Pertemuan

Romance Series 445

-Hargai setiap pertemuan,karena kita tak tahu pertemuan itu akan memberikan kejutan apa-


Hiruk pikuk kelas XI IPA 2 tak terelakkan. Berbagai macam kegiatan absurd, unik, dan receh dilakukan oleh banyak murid. Bahkan ada yang berlarian dan kejar-kejar hingga melompati tiap bangku dan berjalan diatas meja untuk menghindari tangkapan lawannya. Ejek-mengejek tak lepas dari hal itu. Free les memang surga dunia bagi murid.

Azka menyukai keadaan kelasnya ini. Begitu banyak hal yang tak mampu diucapkan. Begitu banyak kenangan yang dibentuk. Suatu saat pasti kelas ini akan dirindukan tiap siswa yang menempatinya. Entah dulu, kini, maupun yang akan datang. Tapi, ia terkadang kesal sebab keributan yang ditimbulkan kawan-kawannya. Entahlah, membingungkan bila harus dijelaskan secara detail.

Azka, salah satu murid yang dijuluki sebagai 'manusia kaku' di sekolah lebih memilih untuk membaca bukunya. Tidak, bukan buku pelajaran yang ia baca. Namun, ia lebih menyukai novel bergenre fantasi. Dimana ia akan bebas berkenala di alam khayal.

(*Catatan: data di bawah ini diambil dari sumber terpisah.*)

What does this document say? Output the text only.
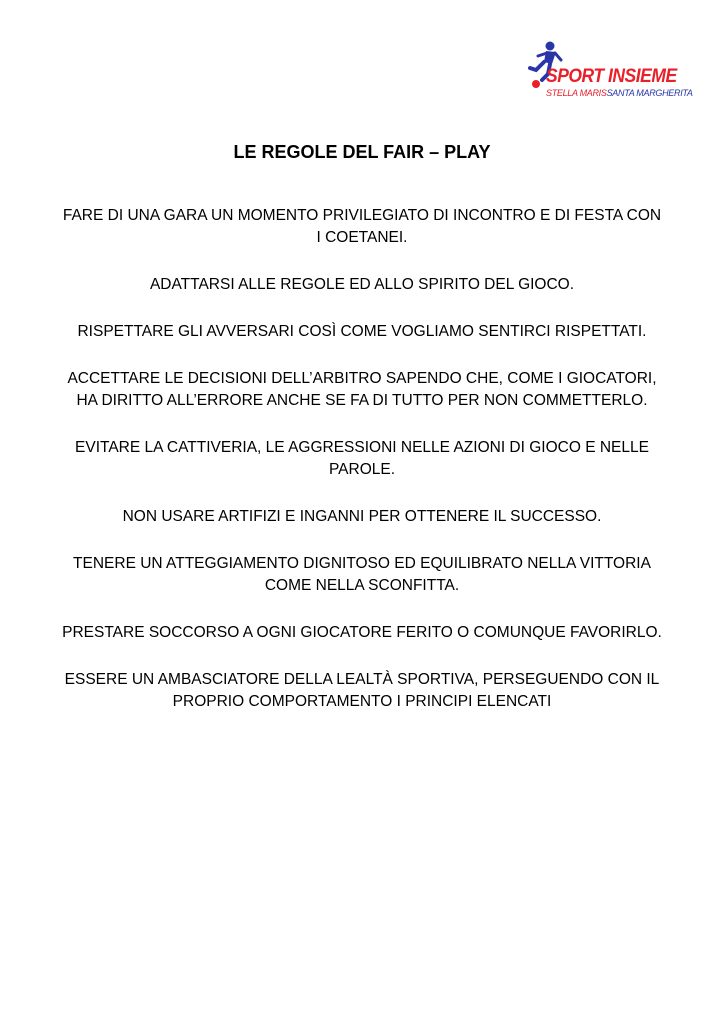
SPORT INSIEME
STELLA MARISSANTA MARGHERITA
LE REGOLE DEL FAIR – PLAY
FARE DI UNA GARA UN MOMENTO PRIVILEGIATO DI INCONTRO E DI FESTA CON I COETANEI.
ADATTARSI ALLE REGOLE ED ALLO SPIRITO DEL GIOCO.
RISPETTARE GLI AVVERSARI COSÌ COME VOGLIAMO SENTIRCI RISPETTATI.
ACCETTARE LE DECISIONI DELL’ARBITRO SAPENDO CHE, COME I GIOCATORI, HA DIRITTO ALL’ERRORE ANCHE SE FA DI TUTTO PER NON COMMETTERLO.
EVITARE LA CATTIVERIA, LE AGGRESSIONI NELLE AZIONI DI GIOCO E NELLE PAROLE.
NON USARE ARTIFIZI E INGANNI PER OTTENERE IL SUCCESSO.
TENERE UN ATTEGGIAMENTO DIGNITOSO ED EQUILIBRATO NELLA VITTORIA COME NELLA SCONFITTA.
PRESTARE SOCCORSO A OGNI GIOCATORE FERITO O COMUNQUE FAVORIRLO.
ESSERE UN AMBASCIATORE DELLA LEALTÀ SPORTIVA, PERSEGUENDO CON IL PROPRIO COMPORTAMENTO I PRINCIPI ELENCATI
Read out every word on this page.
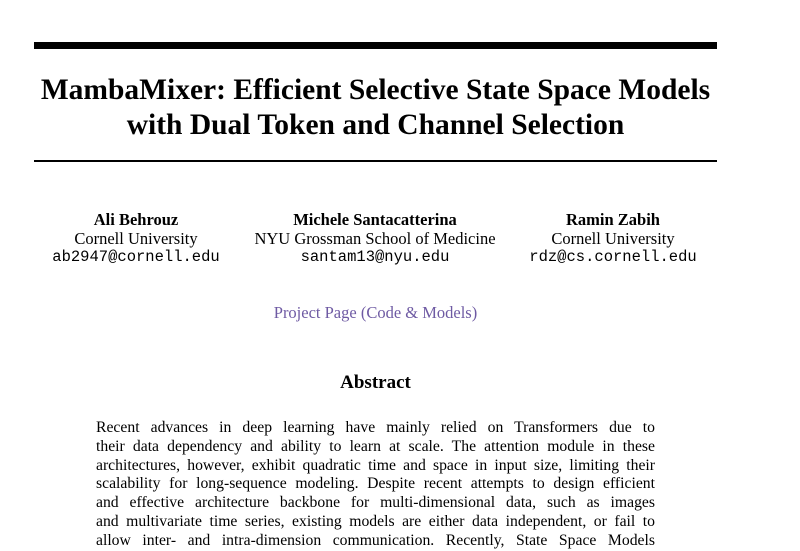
MambaMixer: Efficient Selective State Space Models
with Dual Token and Channel Selection
Ali Behrouz
Cornell University
ab2947@cornell.edu
Michele Santacatterina
NYU Grossman School of Medicine
santam13@nyu.edu
Ramin Zabih
Cornell University
rdz@cs.cornell.edu
Project Page (Code & Models)
Abstract
Recent advances in deep learning have mainly relied on Transformers due to
their data dependency and ability to learn at scale. The attention module in these
architectures, however, exhibit quadratic time and space in input size, limiting their
scalability for long-sequence modeling. Despite recent attempts to design efficient
and effective architecture backbone for multi-dimensional data, such as images
and multivariate time series, existing models are either data independent, or fail to
allow inter- and intra-dimension communication. Recently, State Space Models
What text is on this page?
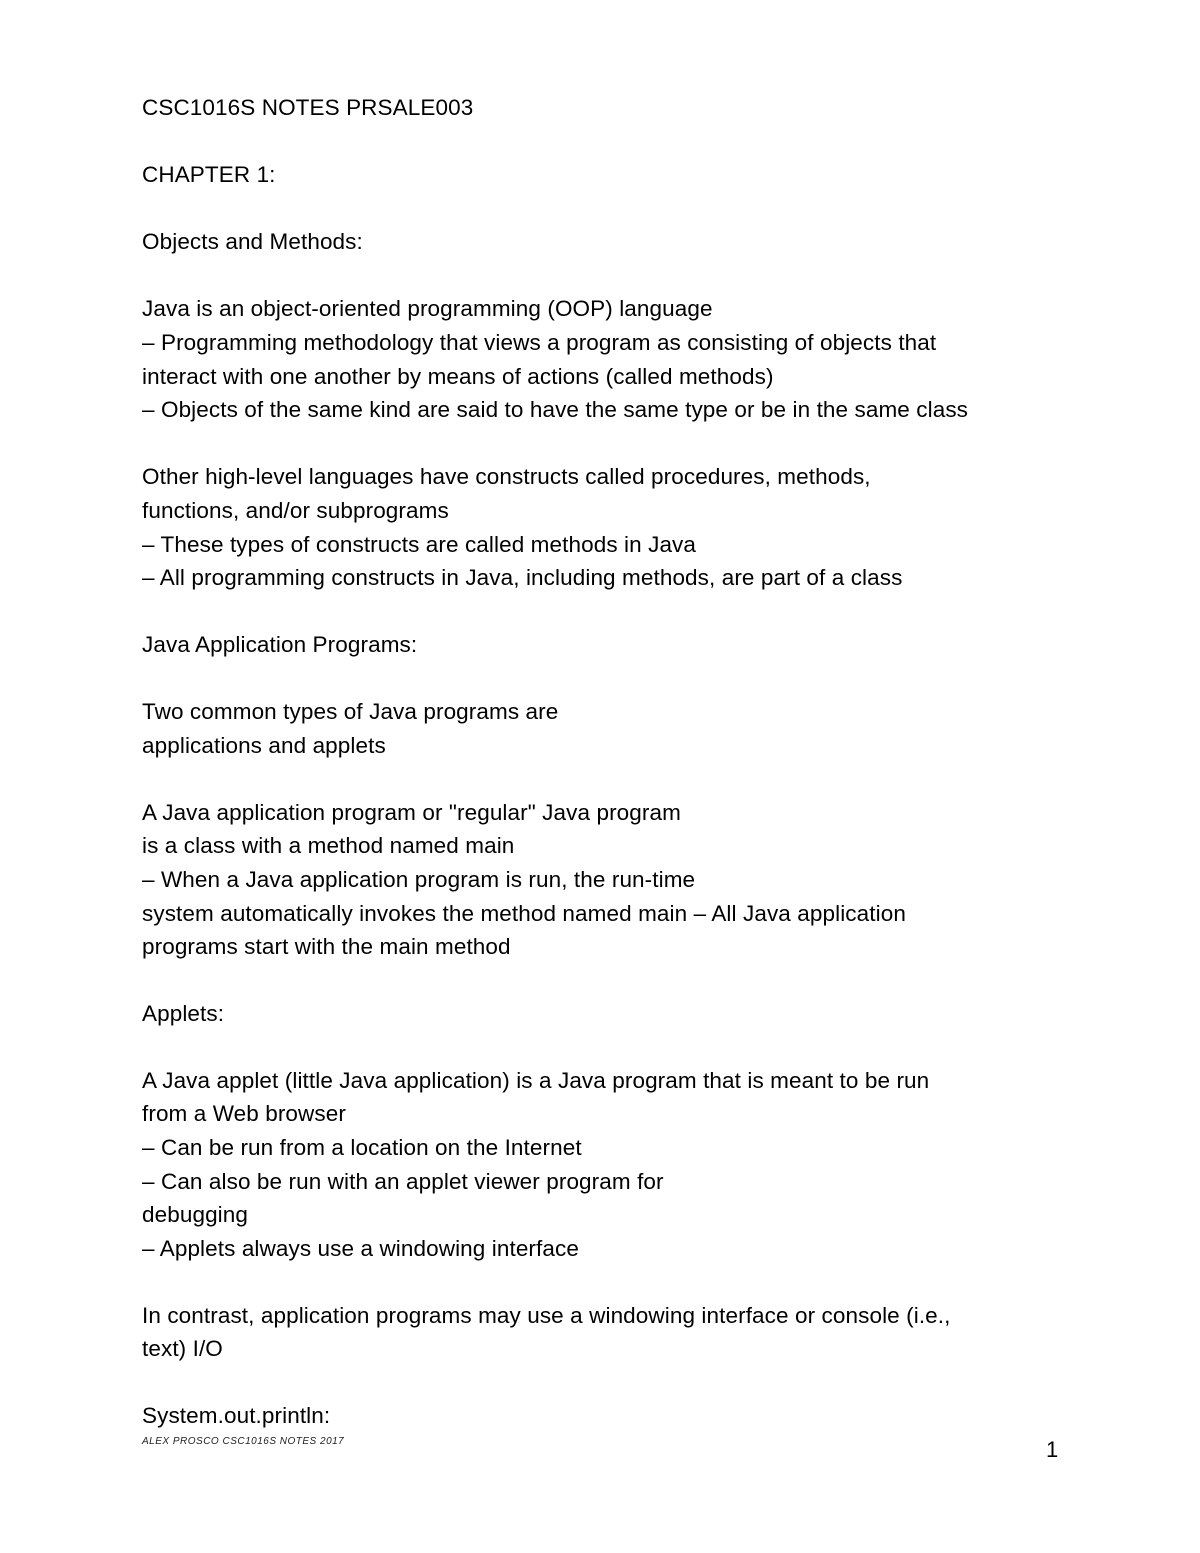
CSC1016S NOTES PRSALE003
CHAPTER 1:
Objects and Methods:
Java is an object-oriented programming (OOP) language
– Programming methodology that views a program as consisting of objects that
interact with one another by means of actions (called methods)
– Objects of the same kind are said to have the same type or be in the same class
Other high-level languages have constructs called procedures, methods,
functions, and/or subprograms
– These types of constructs are called methods in Java
– All programming constructs in Java, including methods, are part of a class
Java Application Programs:
Two common types of Java programs are
applications and applets
A Java application program or "regular" Java program
is a class with a method named main
– When a Java application program is run, the run-time
system automatically invokes the method named main – All Java application
programs start with the main method
Applets:
A Java applet (little Java application) is a Java program that is meant to be run
from a Web browser
– Can be run from a location on the Internet
– Can also be run with an applet viewer program for
debugging
– Applets always use a windowing interface
In contrast, application programs may use a windowing interface or console (i.e.,
text) I/O
System.out.println:
ALEX PROSCO CSC1016S NOTES 2017	1
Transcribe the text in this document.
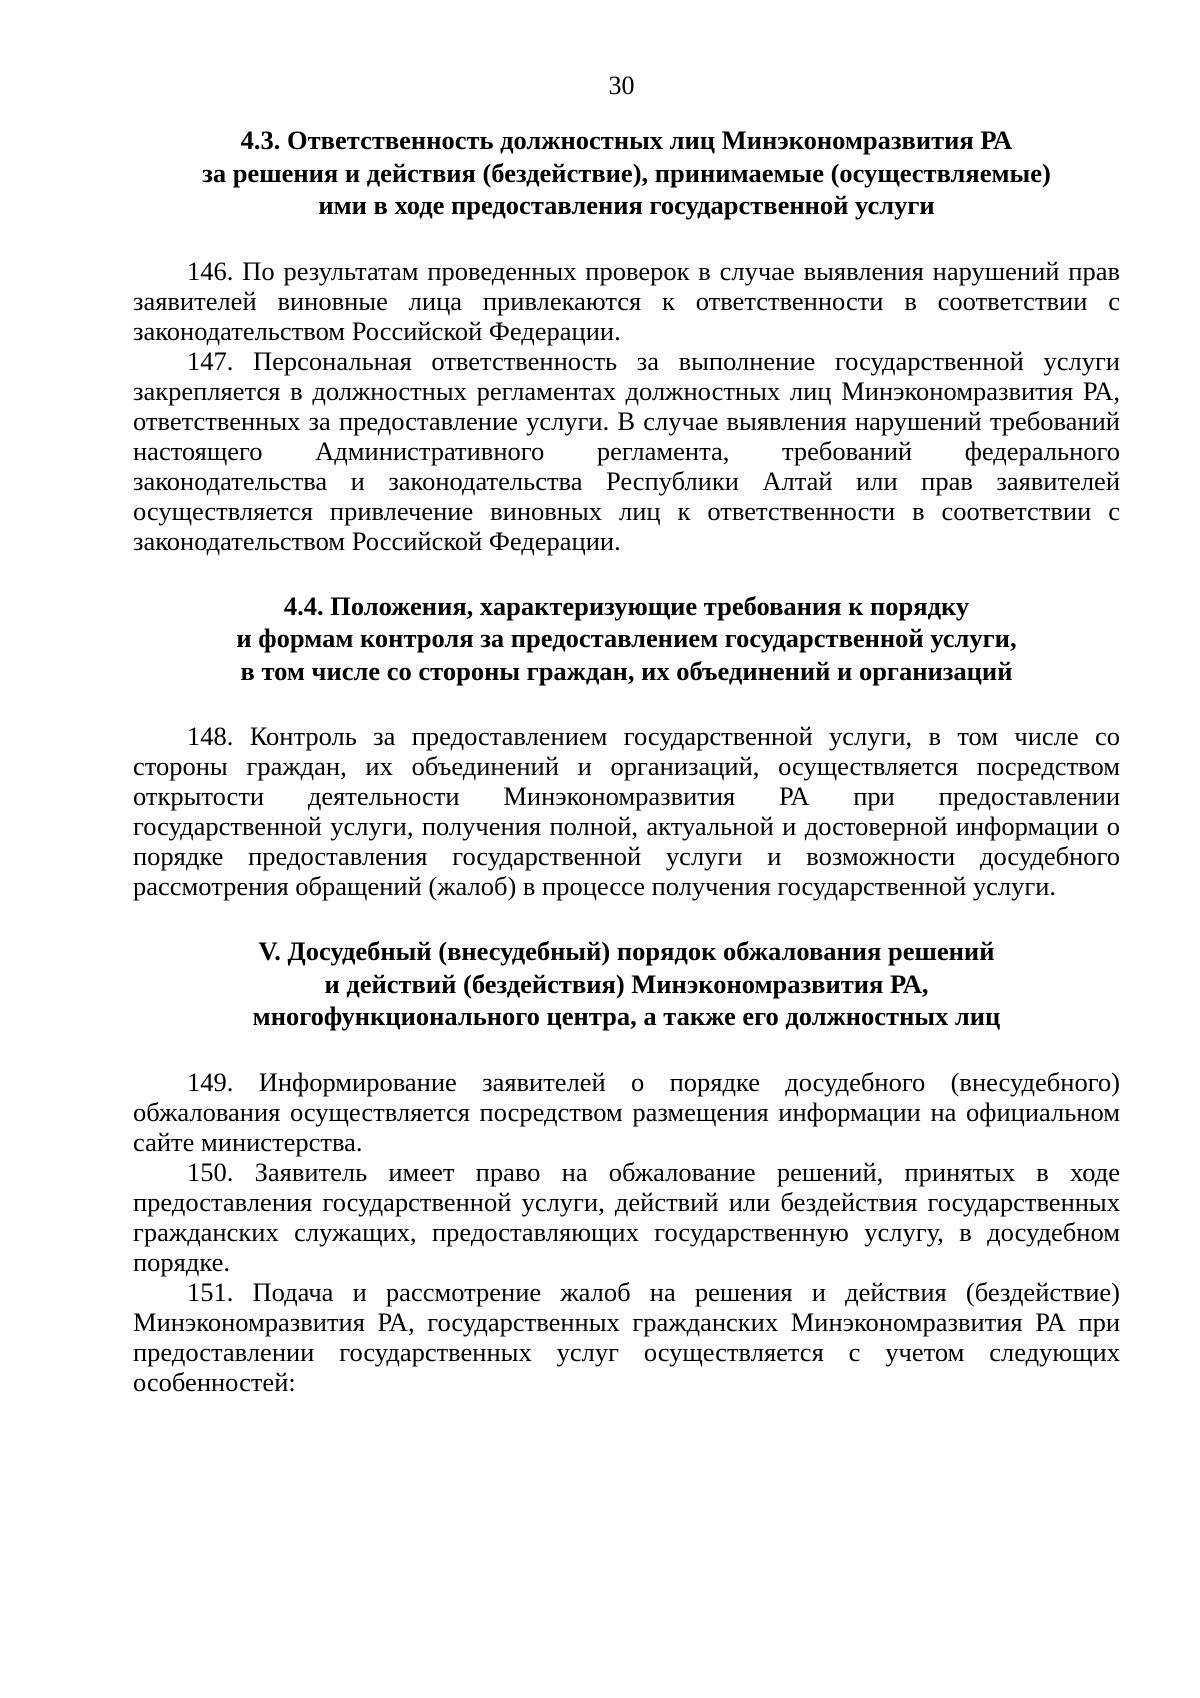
30
4.3. Ответственность должностных лиц Минэкономразвития РА
за решения и действия (бездействие), принимаемые (осуществляемые)
ими в ходе предоставления государственной услуги

146. По результатам проведенных проверок в случае выявления нарушений прав заявителей виновные лица привлекаются к ответственности в соответствии с законодательством Российской Федерации.

147. Персональная ответственность за выполнение государственной услуги закрепляется в должностных регламентах должностных лиц Минэкономразвития РА, ответственных за предоставление услуги. В случае выявления нарушений требований настоящего Административного регламента, требований федерального законодательства и законодательства Республики Алтай или прав заявителей осуществляется привлечение виновных лиц к ответственности в соответствии с законодательством Российской Федерации.

4.4. Положения, характеризующие требования к порядку
и формам контроля за предоставлением государственной услуги,
в том числе со стороны граждан, их объединений и организаций

148. Контроль за предоставлением государственной услуги, в том числе со стороны граждан, их объединений и организаций, осуществляется посредством открытости деятельности Минэкономразвития РА при предоставлении государственной услуги, получения полной, актуальной и достоверной информации о порядке предоставления государственной услуги и возможности досудебного рассмотрения обращений (жалоб) в процессе получения государственной услуги.

V. Досудебный (внесудебный) порядок обжалования решений
и действий (бездействия) Минэкономразвития РА,
многофункционального центра, а также его должностных лиц

149. Информирование заявителей о порядке досудебного (внесудебного) обжалования осуществляется посредством размещения информации на официальном сайте министерства.

150. Заявитель имеет право на обжалование решений, принятых в ходе предоставления государственной услуги, действий или бездействия государственных гражданских служащих, предоставляющих государственную услугу, в досудебном порядке.

151. Подача и рассмотрение жалоб на решения и действия (бездействие) Минэкономразвития РА, государственных гражданских Минэкономразвития РА при предоставлении государственных услуг осуществляется с учетом следующих особенностей:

Azka mengambil novelnya dari dalam tas dan memilih untuk duduk di bangku paling belakang pojok dekat dengan dinding. Bangku itu sejajar dengan bangkunya. Bangku yang tersisa karna pemiliknya telah pindah sekolah. Disinilah Azka bebas berkelana di alam khayal.

Ia akan membaca ditemani oleh headset kesayangannya. Dihubungkannya dengan handphone miliknya dan memutar lagu klasik. Ia membaca kata demi kata yang ada di novelnya dengan teliti, mencerna dengan rinci, dan tak lupa untuk membayangkannya seolah ialah pemeran utama dalam novel itu. Ia begitu serius.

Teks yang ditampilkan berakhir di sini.